Most strikingly, we observed a ~60 mV shift in reversal potential (ERev) (0 mV) of Phe240Leu channels compared to WT (−60 mV) (Fig. 2C), independent of [Cl]i. This indicates that the predominantly K+-selective WT channel is converted into a channel of multi-ion nature by Phe240Leu, non-selective to K+ at the very least and presumably permissive to Na+ (Joiner et al., 1998, Bhattacharjee et al., 2003). Of note, the −60 mV ERev of WT Slick channels denotes the slight selectivity (1/20th of that of potassium) to sodium ions that Slick channels were originally characterized to possess, as an exclusively potassium-selective channel would have an ERev much closer to predicted EK of ~−73 mV (Bhattacharjee et al., 2003). When a 1:1 ratio of WT and Phe240Leu rSlick was expressed, a variable distribution of ERev values was observed (Fig. 2E). We speculate that this could imply assembly of variable stoichiometries of WT and Phe240Leu subunits into tetramers; the range of ERev values corresponds to WT or Phe240Leu Slick homomers as well as WT: Phe240Leu heteromers, with the possible configurations being 1:3, 3:1 and 1:1. Nonetheless, since homomeric WT channels unvaryingly reverse at more negative potentials, heterozygous expression of Phe240Leu Slick, and presumably the Phe240Leu KCNT2 allele, appears to be sufficient for altered channel properties and pathogenicity.

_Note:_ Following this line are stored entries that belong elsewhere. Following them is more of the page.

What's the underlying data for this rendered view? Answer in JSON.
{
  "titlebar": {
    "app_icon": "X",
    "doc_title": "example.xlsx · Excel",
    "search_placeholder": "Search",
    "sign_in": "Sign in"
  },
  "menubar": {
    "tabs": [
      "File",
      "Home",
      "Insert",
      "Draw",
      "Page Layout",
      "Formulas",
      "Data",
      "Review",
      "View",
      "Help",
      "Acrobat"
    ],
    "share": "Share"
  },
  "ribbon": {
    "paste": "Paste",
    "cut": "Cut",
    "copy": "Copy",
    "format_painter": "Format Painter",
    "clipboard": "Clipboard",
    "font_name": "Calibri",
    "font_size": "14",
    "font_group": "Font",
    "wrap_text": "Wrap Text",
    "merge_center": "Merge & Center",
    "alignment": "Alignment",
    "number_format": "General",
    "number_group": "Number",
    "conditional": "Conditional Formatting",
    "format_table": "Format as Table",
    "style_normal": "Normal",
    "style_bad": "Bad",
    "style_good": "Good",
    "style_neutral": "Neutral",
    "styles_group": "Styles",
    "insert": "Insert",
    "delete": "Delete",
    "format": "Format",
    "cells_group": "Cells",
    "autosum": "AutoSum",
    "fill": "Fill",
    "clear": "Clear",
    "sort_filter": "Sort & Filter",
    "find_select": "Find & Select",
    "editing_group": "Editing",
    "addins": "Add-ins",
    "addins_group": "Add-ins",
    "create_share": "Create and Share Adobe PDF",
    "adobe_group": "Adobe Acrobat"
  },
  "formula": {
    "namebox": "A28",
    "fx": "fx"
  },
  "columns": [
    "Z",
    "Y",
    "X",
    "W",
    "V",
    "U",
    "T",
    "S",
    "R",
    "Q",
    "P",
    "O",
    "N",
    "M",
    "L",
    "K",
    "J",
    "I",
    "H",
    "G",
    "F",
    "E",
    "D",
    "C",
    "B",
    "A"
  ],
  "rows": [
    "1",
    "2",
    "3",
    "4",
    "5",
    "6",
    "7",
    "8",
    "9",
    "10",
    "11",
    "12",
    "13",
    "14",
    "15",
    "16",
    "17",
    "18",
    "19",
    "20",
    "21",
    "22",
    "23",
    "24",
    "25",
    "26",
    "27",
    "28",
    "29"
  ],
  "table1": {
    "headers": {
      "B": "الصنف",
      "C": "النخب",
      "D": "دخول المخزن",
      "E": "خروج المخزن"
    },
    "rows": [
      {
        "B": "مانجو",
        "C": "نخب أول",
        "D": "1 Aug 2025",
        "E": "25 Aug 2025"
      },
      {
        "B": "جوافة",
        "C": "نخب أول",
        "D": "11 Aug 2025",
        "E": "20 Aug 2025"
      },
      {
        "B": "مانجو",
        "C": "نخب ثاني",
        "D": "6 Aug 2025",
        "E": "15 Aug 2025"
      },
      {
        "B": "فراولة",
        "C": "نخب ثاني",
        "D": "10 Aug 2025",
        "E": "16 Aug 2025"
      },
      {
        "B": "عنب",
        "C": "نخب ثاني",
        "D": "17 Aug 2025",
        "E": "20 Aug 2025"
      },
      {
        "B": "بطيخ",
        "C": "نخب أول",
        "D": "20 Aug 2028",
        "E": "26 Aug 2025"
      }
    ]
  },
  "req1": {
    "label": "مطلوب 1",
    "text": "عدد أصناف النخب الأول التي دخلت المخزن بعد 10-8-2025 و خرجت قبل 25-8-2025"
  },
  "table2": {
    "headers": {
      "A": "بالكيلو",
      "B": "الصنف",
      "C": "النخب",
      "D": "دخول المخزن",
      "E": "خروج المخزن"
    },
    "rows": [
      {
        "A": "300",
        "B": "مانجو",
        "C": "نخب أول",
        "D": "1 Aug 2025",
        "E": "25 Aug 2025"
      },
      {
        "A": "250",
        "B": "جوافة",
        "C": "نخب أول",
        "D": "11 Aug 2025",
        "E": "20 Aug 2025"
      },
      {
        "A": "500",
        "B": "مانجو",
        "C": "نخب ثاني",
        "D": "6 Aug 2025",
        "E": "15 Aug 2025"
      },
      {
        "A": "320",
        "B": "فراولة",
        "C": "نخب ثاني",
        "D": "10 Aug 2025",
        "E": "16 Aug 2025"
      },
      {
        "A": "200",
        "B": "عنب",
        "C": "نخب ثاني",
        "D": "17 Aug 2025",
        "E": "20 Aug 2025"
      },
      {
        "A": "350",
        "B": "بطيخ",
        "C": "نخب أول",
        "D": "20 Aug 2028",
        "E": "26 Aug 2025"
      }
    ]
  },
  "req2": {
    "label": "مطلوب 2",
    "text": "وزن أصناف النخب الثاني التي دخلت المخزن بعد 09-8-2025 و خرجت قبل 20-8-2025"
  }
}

In Xenopus laevis oocytes, altered selectivity of Phe240Leu hSLICK channels was demonstrated by a ~20 mV ERev shift towards ENa (WT: −40 mV, Phe240Leu: −22 mV) and increased inward current (Fig. 3B). Rat Phe240Leu Slick channels also displayed these altered properties in Xenopus oocytes (Fig. S1). Membrane biotinylation assays showed high surface expression for WT hSLICK channels whereas Phe240Leu channels were only detected upon over-exposure of signal (Fig. 3C). In addition, Phe240Leu had low total protein levels, consistent with reduced membrane trafficking, translation of cRNA and/or rapid protein degradation. Phe240leu ISlick being comparable to WT ISlick despite poor expression suggests fewer but larger conducting mutant channels at the oocyte membrane. Whether this is a result of mutation-induced alterations in pore helix structure facilitating increased conductance or open probability of single channels is unresolved from the present experiment design. Poorly expressed Phe-240 substitutions (Phe240Ser, Phe240Asn and Phe240Cys) have been previously reported in Xenopus oocytes (Garg et al., 2013). Phe-240 is therefore critical not only to gating but also to normal membrane expression of hSLICK channels.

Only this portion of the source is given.